Nous annonçons de beaux films, et des moments importants pour notre antenne. C’est par exemple La Permanence, d’Alice Diop, récemment primé au festival « Cinéma du Réel », ou Hussein Habré, une tragédie tchadienne, de Mahamat-Saleh Haroun, présenté cette année à Cannes.

C’est aussi Les enfants de Baldwin (titre provisoire), réalisé par Raoul Peck à partir d’un livre inachevé de l’écrivain américain James Baldwin dans lequel celui-ci revient sur la disparition de trois de ses amis : Martin Luther King, Malcom X et Medgar Evers. C’est ici un très admirable et très politique travail sur les archives, dans un tissage narratif assez extraordinaire. Cette Histoire des années 60 s’avérera, vous le verrez, terriblement vivante et actuelle. C’est d’aujourd’hui qu’elle nous parle, et c’est cela que nous cherchons : que l’Histoire trouve un sens immédiat, une résonance forte dans notre présent.

Le réalisateur israélien Shimon Dotan nous proposera également une large histoire des colons, de 1964 à nos jours. Nous lancerons aussi une programmation évènementielle autour de Barack Obama avec une série de 4 x 52′, notamment produite par Les Films d’Ici. Que peut la politique, au cœur du bureau ovale ? C’est tout l’enjeu de cette réflexion sur l’exercice du pouvoir.

Nous affichons d’ailleurs l’ambition de multiplier ce type de soirées événementielles, et d’accentuer nos efforts en faveur des séries documentaires. Nous sommes par exemple en coproduction avec PBS pour La guerre du Vietnam, de Ken Burns, qui reviendra sur ce pan d’histoire en 9 x 52′, avec des témoignages tournés dans les deux camps du conflit. La diffusion est prévue en France et aux Etats-Unis en 2017, pour trois mardis consécutifs.

Nous développons également une autre série, de Thomas Balmes sur le premier procès (assez dingue), la première class action contre des fabricants d’armes aux Etats-Unis. C’est vraiment, vous l’aurez compris, un format que nous souhaitons développer, en creusant davantage encore l’histoire contemporaine, plus proche de nous.

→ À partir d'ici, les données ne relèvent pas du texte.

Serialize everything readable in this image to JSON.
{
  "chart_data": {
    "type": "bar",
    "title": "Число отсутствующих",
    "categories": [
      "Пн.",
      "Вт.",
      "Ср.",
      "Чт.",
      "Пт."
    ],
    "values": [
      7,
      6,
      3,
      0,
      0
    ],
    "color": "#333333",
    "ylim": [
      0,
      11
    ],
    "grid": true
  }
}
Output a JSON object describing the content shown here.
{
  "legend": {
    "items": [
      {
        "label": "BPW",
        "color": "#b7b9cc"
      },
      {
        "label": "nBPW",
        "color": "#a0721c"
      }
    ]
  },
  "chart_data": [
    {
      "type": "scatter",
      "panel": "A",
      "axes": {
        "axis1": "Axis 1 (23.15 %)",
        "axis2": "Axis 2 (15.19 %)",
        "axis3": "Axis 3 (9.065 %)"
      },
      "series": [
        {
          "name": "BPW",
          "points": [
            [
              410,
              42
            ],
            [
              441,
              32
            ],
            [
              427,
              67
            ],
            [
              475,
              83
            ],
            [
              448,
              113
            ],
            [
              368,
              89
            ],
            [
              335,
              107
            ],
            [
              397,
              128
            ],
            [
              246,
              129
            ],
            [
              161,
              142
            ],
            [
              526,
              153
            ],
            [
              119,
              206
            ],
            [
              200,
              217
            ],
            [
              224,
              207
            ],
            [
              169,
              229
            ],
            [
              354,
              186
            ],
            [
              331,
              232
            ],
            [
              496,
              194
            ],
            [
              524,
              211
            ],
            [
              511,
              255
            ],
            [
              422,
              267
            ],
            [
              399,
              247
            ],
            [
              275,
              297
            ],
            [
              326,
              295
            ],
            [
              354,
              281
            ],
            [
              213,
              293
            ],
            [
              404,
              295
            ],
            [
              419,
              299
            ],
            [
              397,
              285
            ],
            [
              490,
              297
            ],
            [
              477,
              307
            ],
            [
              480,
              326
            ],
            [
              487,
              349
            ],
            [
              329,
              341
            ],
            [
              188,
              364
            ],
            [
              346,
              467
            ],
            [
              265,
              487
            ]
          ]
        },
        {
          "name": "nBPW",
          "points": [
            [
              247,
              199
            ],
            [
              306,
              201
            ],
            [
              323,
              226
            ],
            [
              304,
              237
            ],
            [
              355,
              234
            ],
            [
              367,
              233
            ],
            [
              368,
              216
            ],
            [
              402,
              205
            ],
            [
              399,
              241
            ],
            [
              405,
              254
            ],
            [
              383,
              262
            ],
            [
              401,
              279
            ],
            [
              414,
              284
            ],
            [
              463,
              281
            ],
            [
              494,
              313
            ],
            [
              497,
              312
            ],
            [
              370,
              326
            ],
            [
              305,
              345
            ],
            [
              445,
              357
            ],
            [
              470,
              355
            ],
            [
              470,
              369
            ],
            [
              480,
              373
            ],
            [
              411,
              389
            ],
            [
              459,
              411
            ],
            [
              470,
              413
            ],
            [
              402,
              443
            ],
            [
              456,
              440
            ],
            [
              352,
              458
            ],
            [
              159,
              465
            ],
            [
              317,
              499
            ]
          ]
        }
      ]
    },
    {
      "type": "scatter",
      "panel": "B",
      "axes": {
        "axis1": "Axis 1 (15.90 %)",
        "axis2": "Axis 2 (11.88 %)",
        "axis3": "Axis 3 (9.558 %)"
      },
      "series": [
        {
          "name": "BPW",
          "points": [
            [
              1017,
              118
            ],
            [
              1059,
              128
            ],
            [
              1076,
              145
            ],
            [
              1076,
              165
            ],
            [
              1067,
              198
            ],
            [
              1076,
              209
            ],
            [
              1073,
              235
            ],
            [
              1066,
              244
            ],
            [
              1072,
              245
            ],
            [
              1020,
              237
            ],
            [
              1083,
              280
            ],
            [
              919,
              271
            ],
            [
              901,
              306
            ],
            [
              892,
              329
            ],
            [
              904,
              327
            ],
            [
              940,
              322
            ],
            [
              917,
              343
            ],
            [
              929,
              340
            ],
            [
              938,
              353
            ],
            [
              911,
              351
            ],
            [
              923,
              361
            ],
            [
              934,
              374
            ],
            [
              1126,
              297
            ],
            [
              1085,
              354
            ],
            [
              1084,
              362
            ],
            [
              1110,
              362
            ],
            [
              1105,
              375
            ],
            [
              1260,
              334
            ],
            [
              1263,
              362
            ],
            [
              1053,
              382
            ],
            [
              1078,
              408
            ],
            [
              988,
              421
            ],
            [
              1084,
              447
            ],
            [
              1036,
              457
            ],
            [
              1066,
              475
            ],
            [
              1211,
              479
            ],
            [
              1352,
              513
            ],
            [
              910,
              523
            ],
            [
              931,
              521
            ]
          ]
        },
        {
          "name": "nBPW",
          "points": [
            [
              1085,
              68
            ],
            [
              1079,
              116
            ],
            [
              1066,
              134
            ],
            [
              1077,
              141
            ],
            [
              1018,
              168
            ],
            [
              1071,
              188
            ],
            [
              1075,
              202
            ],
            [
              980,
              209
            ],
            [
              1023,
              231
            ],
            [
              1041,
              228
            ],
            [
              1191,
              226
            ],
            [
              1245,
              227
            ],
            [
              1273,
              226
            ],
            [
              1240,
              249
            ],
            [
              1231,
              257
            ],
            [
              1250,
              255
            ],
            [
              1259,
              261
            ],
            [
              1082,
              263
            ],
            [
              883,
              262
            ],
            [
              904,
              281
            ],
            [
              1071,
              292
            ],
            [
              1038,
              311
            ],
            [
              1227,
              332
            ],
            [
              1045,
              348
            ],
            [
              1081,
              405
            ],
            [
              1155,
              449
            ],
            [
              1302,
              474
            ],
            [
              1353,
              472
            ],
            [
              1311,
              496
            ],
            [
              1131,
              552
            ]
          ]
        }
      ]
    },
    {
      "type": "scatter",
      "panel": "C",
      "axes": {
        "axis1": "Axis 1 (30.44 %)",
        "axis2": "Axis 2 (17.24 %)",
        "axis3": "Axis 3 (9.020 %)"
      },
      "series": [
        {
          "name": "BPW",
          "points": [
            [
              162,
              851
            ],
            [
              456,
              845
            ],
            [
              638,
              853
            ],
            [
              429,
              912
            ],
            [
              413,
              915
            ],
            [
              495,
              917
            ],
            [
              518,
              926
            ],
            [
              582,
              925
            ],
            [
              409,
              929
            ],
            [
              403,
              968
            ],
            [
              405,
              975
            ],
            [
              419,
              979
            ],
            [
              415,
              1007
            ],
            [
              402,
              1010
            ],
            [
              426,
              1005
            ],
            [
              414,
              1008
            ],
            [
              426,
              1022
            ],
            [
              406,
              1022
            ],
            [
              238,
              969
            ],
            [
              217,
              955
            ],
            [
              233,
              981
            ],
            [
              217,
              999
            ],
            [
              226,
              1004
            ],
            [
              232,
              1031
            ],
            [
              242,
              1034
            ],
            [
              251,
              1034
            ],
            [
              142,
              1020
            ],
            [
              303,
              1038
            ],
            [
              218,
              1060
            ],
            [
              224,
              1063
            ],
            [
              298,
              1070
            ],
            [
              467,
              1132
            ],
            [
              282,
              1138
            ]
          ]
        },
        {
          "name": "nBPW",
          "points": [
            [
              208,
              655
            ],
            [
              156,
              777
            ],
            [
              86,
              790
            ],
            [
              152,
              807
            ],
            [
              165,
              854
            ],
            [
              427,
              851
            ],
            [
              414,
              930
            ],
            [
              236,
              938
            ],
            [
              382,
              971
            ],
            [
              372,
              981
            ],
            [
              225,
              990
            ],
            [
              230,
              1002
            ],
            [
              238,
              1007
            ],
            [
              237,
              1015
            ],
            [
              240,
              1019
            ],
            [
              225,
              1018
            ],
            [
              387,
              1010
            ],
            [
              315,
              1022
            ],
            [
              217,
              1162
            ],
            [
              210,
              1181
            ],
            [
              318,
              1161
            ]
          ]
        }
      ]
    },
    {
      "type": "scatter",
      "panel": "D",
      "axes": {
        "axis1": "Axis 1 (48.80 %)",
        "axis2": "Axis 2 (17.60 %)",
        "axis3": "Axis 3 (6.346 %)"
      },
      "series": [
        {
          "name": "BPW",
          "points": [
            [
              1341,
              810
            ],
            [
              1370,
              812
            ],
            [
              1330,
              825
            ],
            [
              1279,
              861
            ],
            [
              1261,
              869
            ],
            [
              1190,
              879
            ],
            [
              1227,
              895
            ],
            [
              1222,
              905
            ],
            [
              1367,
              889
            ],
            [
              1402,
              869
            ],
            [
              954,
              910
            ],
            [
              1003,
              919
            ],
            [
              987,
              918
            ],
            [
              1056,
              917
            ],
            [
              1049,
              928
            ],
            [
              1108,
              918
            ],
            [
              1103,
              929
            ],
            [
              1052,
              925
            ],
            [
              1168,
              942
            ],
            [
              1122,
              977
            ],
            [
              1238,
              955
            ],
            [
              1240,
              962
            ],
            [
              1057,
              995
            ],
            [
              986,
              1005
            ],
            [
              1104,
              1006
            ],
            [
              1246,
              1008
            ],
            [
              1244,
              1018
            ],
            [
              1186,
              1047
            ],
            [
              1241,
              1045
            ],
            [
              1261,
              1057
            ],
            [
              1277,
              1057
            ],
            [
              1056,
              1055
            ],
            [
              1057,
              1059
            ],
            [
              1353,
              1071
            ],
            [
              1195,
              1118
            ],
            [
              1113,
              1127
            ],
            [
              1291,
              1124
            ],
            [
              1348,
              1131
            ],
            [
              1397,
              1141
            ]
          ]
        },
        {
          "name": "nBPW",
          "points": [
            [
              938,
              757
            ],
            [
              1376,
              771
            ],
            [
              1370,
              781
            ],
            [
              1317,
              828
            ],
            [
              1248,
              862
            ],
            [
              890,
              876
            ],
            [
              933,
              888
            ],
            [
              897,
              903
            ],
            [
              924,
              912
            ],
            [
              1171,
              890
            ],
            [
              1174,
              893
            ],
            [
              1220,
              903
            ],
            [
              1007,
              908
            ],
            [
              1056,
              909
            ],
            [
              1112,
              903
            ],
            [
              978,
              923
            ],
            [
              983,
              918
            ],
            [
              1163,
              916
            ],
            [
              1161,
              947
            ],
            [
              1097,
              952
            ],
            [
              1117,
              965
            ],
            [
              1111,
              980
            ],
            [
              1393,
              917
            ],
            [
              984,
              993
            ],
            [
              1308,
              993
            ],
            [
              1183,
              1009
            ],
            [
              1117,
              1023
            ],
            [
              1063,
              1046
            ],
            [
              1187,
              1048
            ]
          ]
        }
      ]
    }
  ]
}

Citons également Jérôme Prieur et Patrick Rotman, deux auteurs « classiques » qui reviennent avec un film sur les Jeux Olympiques de 1936 pour le premier, et un documentaire sur les brigades internationales – et la complexité politique du mouvement – pour le second.

Un mot enfin, côté Culture, avec un programme autour de Hugo Pratt, et une formidable série réalisée par Frédéric Bonnaud sur l’histoire du cinéma, avec un épisode assez savoureux sur le sexe. Ce sera diffusé à l’automne.